News today in Inside Higher Ed that the N'tnl Association of State Universities and Land Grant Colleges is considering developing their own accreditation system, one that would compare places to other places of a similar type. Of course, I've just read the quick IHE story on this, but it seems to me that it's an effort (and I'll hold off on levying any assessment of the effort - I certainly don't have enough information on that...) to deal with the ever looming question of how to assess. The Department of Ed has provoked lots of thinking about this, certainly, though from what I hear (from being at conferences and listening around my own campus) that thinking was going on... it's just not clear how productively, across the board. NCLB is clear evidence of what doesn't work; there are bunches of smart people trying to think about what does. I find the whole question both engaging (on one level) and terrifying (on another). It's clear that a sea change is in the works - anyone in higher ed who argues that things should stay the same, or be like they were 20 years ago, or any kind of argument about preserving, I think will be squashed as flat as the leader's nose in "Sleeper." But who/what are the engines driving the steam roller that's doing the squashing, and what can we do about it? (And who is we?) These are all questions, in fact, that I'm trying to tackle in this book of mine... and right now, I'm swimming in them.

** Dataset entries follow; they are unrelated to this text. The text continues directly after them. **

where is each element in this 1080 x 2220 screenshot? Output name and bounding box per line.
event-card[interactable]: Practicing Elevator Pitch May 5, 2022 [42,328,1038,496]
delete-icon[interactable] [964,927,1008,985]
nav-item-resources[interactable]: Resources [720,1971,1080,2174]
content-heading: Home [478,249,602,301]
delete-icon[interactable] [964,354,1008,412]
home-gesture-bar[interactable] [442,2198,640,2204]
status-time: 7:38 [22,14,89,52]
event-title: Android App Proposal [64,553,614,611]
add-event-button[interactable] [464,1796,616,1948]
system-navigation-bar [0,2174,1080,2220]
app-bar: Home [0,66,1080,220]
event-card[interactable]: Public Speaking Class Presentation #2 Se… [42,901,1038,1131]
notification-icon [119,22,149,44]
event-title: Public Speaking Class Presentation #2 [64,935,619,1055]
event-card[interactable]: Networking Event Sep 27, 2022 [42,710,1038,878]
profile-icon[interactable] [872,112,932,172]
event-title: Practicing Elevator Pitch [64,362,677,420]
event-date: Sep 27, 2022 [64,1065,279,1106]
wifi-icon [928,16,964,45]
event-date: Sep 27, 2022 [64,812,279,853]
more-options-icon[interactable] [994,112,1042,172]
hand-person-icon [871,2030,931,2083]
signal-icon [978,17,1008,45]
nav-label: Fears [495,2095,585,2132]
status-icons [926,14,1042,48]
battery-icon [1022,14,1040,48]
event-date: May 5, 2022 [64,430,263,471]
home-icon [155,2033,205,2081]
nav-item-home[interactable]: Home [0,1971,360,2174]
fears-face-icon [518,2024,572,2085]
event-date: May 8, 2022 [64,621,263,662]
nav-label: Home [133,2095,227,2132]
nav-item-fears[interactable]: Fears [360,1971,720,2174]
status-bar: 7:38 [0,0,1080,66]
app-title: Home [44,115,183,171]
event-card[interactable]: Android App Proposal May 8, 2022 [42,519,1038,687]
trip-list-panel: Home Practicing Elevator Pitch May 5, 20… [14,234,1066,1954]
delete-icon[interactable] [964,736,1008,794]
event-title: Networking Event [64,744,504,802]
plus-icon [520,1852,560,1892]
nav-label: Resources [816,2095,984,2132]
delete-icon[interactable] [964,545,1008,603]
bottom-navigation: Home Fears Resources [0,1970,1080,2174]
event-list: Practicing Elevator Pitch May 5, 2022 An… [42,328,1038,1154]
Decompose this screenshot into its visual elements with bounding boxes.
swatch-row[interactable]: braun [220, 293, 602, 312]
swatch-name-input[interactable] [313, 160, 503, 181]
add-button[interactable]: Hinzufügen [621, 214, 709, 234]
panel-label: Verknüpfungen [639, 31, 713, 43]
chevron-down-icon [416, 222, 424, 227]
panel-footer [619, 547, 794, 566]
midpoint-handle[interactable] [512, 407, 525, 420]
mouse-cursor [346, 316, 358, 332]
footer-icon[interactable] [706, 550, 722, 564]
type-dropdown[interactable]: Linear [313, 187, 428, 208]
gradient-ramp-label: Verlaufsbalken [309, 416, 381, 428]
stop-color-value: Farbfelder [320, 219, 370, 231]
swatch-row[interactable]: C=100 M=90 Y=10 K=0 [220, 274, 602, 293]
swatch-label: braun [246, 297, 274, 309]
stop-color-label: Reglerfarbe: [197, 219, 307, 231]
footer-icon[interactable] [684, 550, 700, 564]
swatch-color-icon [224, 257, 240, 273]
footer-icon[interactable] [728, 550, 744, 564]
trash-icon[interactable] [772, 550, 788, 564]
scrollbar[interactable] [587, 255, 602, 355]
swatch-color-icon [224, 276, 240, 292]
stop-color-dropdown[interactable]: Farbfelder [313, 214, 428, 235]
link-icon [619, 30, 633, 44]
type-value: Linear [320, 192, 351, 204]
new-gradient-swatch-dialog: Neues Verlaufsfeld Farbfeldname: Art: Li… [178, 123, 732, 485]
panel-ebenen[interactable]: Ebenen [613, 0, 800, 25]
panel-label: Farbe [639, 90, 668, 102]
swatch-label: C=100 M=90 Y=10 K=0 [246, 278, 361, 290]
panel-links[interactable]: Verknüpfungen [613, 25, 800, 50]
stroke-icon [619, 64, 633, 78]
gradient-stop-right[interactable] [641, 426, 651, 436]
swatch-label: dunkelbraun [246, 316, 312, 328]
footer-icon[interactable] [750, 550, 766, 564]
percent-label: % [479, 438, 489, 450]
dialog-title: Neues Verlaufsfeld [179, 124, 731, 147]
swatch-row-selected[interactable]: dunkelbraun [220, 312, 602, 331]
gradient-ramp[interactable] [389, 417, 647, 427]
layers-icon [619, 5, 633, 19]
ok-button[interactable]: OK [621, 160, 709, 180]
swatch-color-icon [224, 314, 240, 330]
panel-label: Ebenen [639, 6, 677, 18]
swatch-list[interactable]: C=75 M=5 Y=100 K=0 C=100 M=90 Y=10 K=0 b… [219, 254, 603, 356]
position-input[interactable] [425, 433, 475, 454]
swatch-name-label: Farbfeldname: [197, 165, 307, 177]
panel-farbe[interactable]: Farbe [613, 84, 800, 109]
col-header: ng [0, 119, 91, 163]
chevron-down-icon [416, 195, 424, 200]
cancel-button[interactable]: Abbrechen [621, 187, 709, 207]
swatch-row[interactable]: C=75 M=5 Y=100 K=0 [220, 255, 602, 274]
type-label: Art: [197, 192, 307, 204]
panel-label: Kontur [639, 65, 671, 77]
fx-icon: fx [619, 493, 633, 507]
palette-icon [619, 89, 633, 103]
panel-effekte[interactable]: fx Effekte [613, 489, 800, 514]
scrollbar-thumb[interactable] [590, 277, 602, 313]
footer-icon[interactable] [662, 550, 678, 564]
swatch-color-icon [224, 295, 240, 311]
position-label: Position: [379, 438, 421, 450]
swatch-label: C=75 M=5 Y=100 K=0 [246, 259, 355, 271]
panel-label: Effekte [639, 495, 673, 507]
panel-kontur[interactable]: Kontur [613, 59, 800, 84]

I just finished reading Good to Great and Good to Great for the Social Sector, and before anyone starts laughing (if anyone is reading, in fact!), I thought they were quite interesting... GtG more for the methodology and the analysis - since I am sort of repulsed by, say, the success of Phillip Morris in a declining economy - but the method was quite interesting, and, again, so was the analysis. A couple of the points that Collins and his team make keep circling around - one is that good to great companies (/social sector agencies, which is closer to where we are in ed., certainly!) identify the things they do well and just keep at them (this is the "hedgehog concept,") and the other is that gtg companies (and I'm not sure if this came up in the discussion of agencies) focus on being successful despite systemic problems. Now, I'm not sure that one makes a lot of sense for my own purposes, but it's a thought. (And I will come back to the Inside Higher Ed story in a minute.) If one of our goals is to change conversations about writing/writers to affect public policy, how can we do that without changing the systemic problems? Or should we (and who is we?) focus on the hedgehog thing, instead? What are the things we do well? It's a strange way to think about a field (and not just a specific class). I am betting that NCTE is thinking about this - or a similar question - and will endeavor to learn more about this. To return to the IHE story, it seems like the Land Grant Universities and Colleges folks are *also* thinking about this, as well.

One more thing about that IHE story that is under my skin, and then diyenu for the day... they talk about developing metrics to measure outcomes. What kinds of metrics? Based in what kinds of paradigms of assessment? As a person whose work is based in a field where "growth" does not look linear, this concerns me.